In-vitro susceptibility distributions to antibiotics can evolve over time because of emerging resistance determinants. This can affect clinical drug efficacy and interpretation of laboratory susceptibility tests. In January 2019, the Clinical Laboratory Standards Institute (CLSI) analyzed Neisseria gonorrhoeae (Ng) susceptibility parameters for ceftriaxone (CRO), cefixime (CFX) and azithromycin (AZI) to review interpretive criteria for laboratory tests.
Methods
GISP (Gonococcal Isolate Surveillance Project) is a United States national surveillance project at approximately 25 sentinel STD clinics, collecting about 5,000 yearly urethral isolates from symptomatic men. From 1987–2017, minimal inhibitory drug concentrations (MIC) of 164,506 isolates were determined by agar dilution using CLSI-recommended protocols. Susceptibility parameters were calculated with R software, and included mean MIC, 98.5% MIC indicating end of wild-type distribution, and percent isolates meeting 2019 CLSI susceptibility (S) criteria (CRO, CFX, AZI <= 0.25, 0.25, 1 μg/mL, respectively) or current GISP alert definitions (CRO, CFX, AZI ≥=0.125, 0.25, 2 μg/mL, respectively).
Results
Since 1987, only 5 isolates did not meet CRO S criteria. CRO alerts peaked at 1.05% in 1991. Mean MICs were highest in 2016 (0.013 μg/mL; 95% CI: 0.013–0.013), but compared to the mean MIC when GISP began (0.011 μg/mL; 95% CI: 0.010–0.011) the difference was less than a full drug dilution.

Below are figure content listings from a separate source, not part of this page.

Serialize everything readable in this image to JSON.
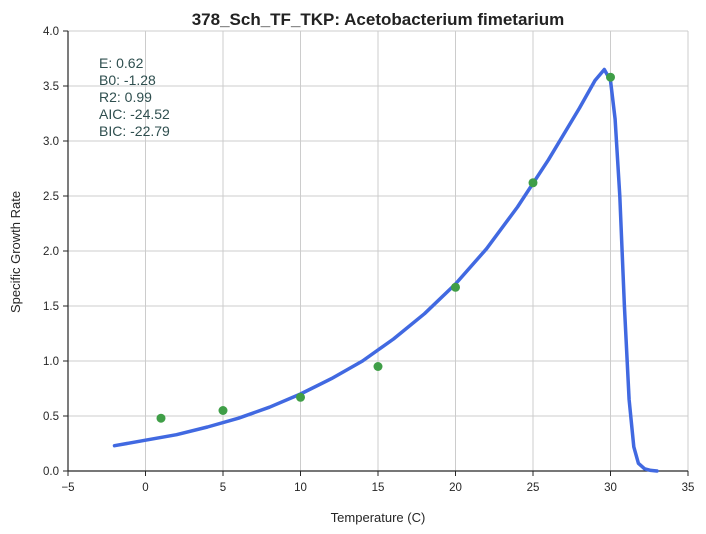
{
  "chart_data": {
    "type": "line",
    "title": "378_Sch_TF_TKP: Acetobacterium fimetarium",
    "xlabel": "Temperature (C)",
    "ylabel": "Specific Growth Rate",
    "xlim": [
      -5,
      35
    ],
    "ylim": [
      0,
      4
    ],
    "xticks": [
      "−5",
      "0",
      "5",
      "10",
      "15",
      "20",
      "25",
      "30",
      "35"
    ],
    "yticks": [
      "0.0",
      "0.5",
      "1.0",
      "1.5",
      "2.0",
      "2.5",
      "3.0",
      "3.5",
      "4.0"
    ],
    "grid": true,
    "stats": [
      "E:  0.62",
      "B0:  -1.28",
      "R2:  0.99",
      "AIC: -24.52",
      "BIC: -22.79"
    ],
    "series": [
      {
        "kind": "scatter",
        "color": "#3f9e47",
        "x": [
          1,
          5,
          10,
          15,
          20,
          25,
          30
        ],
        "y": [
          0.48,
          0.55,
          0.67,
          0.95,
          1.67,
          2.62,
          3.58
        ]
      },
      {
        "kind": "line",
        "color": "#4169e1",
        "x": [
          -2,
          0,
          2,
          4,
          6,
          8,
          10,
          12,
          14,
          16,
          18,
          20,
          22,
          24,
          26,
          28,
          29,
          29.6,
          30,
          30.3,
          30.6,
          30.9,
          31.2,
          31.5,
          31.8,
          32.2,
          32.6,
          33
        ],
        "y": [
          0.23,
          0.28,
          0.33,
          0.4,
          0.48,
          0.58,
          0.7,
          0.84,
          1.0,
          1.2,
          1.43,
          1.7,
          2.02,
          2.4,
          2.83,
          3.3,
          3.55,
          3.65,
          3.55,
          3.2,
          2.5,
          1.5,
          0.65,
          0.22,
          0.07,
          0.02,
          0.005,
          0.0
        ]
      }
    ]
  }
}
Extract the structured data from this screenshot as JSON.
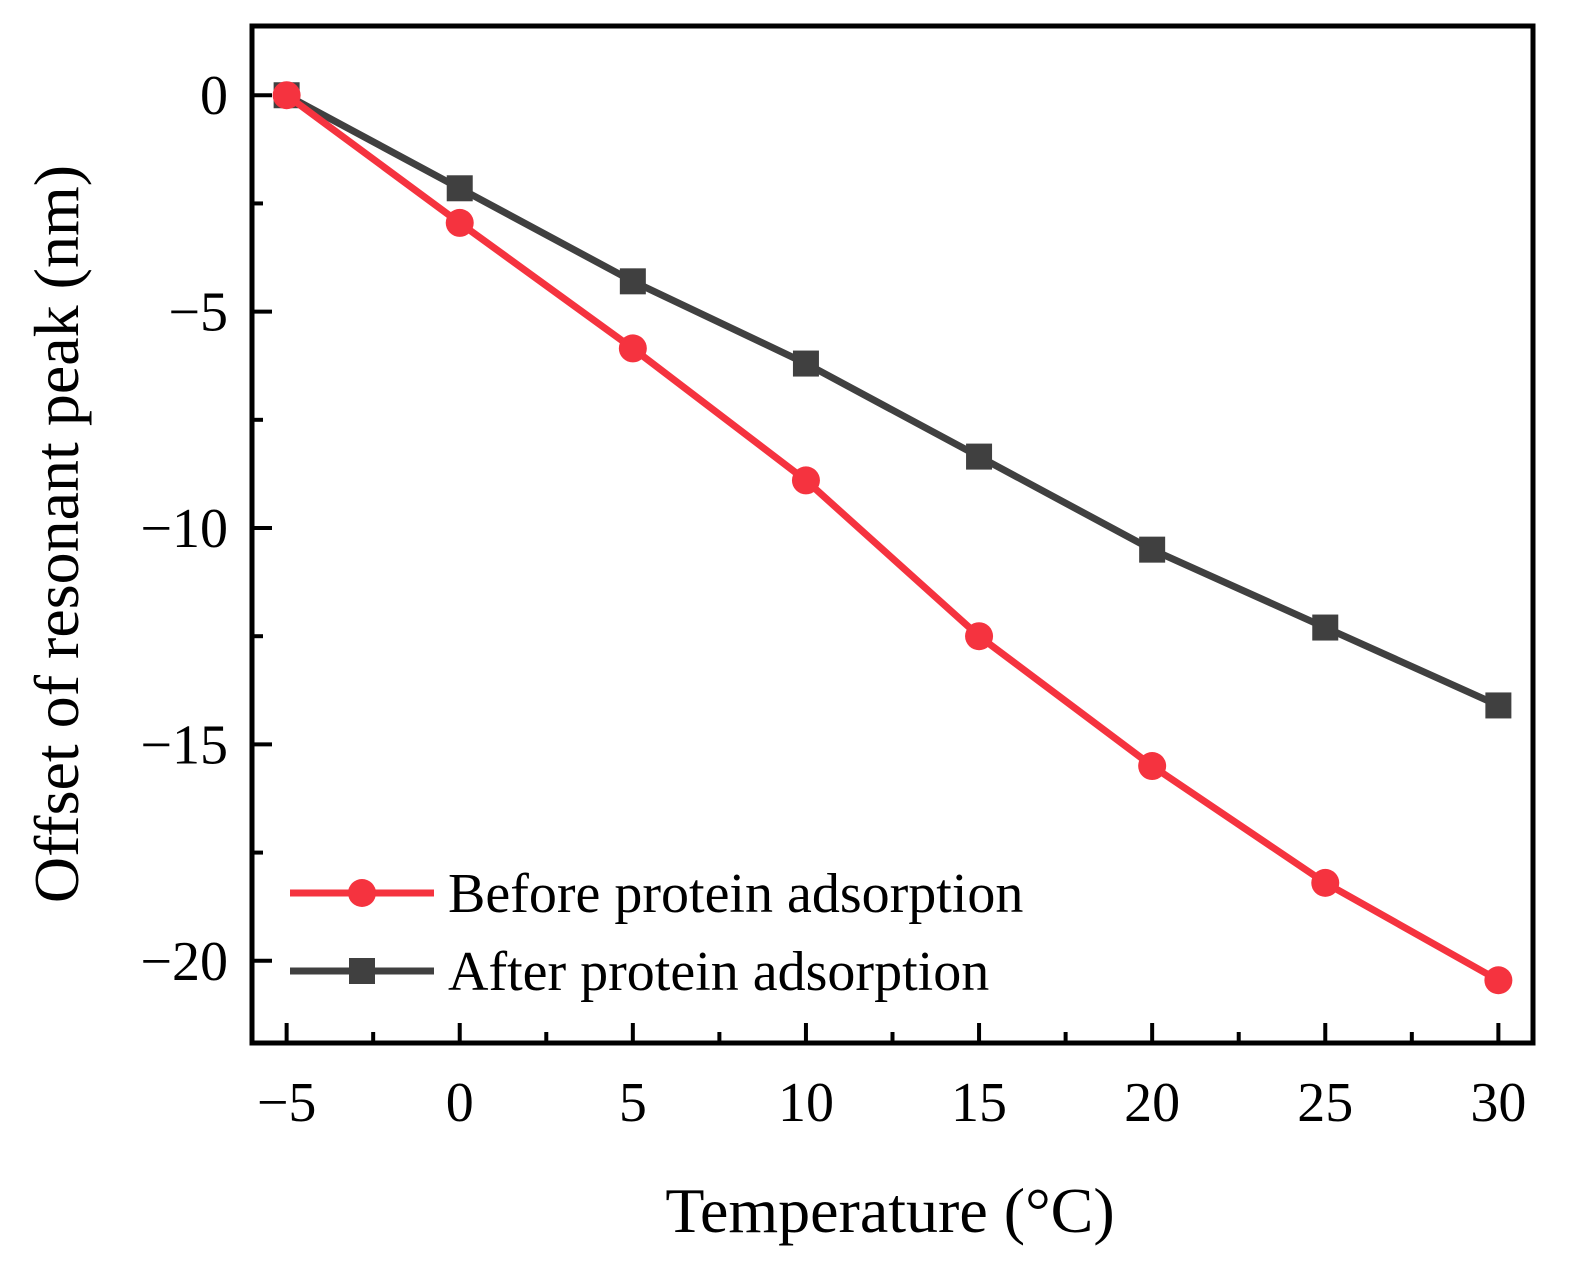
{
  "chart_data": {
    "type": "line",
    "title": "",
    "xlabel": "Temperature (°C)",
    "ylabel": "Offset of resonant peak (nm)",
    "xlim": [
      -6,
      31
    ],
    "ylim": [
      -21.9,
      1.6
    ],
    "xticks": [
      -5,
      0,
      5,
      10,
      15,
      20,
      25,
      30
    ],
    "xtick_labels": [
      "−5",
      "0",
      "5",
      "10",
      "15",
      "20",
      "25",
      "30"
    ],
    "yticks": [
      0,
      -5,
      -10,
      -15,
      -20
    ],
    "ytick_labels": [
      "0",
      "−5",
      "−10",
      "−15",
      "−20"
    ],
    "x": [
      -5,
      0,
      5,
      10,
      15,
      20,
      25,
      30
    ],
    "series": [
      {
        "name": "Before protein adsorption",
        "marker": "circle",
        "color": "#f5333f",
        "values": [
          0,
          -2.95,
          -5.85,
          -8.9,
          -12.5,
          -15.5,
          -18.2,
          -20.45
        ]
      },
      {
        "name": "After protein adsorption",
        "marker": "square",
        "color": "#404040",
        "values": [
          0,
          -2.15,
          -4.3,
          -6.2,
          -8.35,
          -10.5,
          -12.3,
          -14.1
        ]
      }
    ],
    "legend": {
      "position": "bottom-left"
    },
    "grid": false
  }
}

Isolates not meeting CFX S criteria, 76 since 1987, were at a 0.17% peak in 1992, as were mean MICs. Isolates not meeting AZI S criteria were highest at 3.6% and 4.4% in 2016 and 2017, respectively, as were mean MICs.
Conclusion
Ng CRO and CFX in-vitro susceptibilities have not uniformly decreased since GISP began, while most indicators suggest declining AZI in-vitro susceptibility. CLSI reviewed these data in conjunction with clinical, pharmacokinetic/-dynamic and other international susceptibility data and kept steady (CRO, CFX) or established new (AZI) 2019 laboratory testing susceptibility criteria.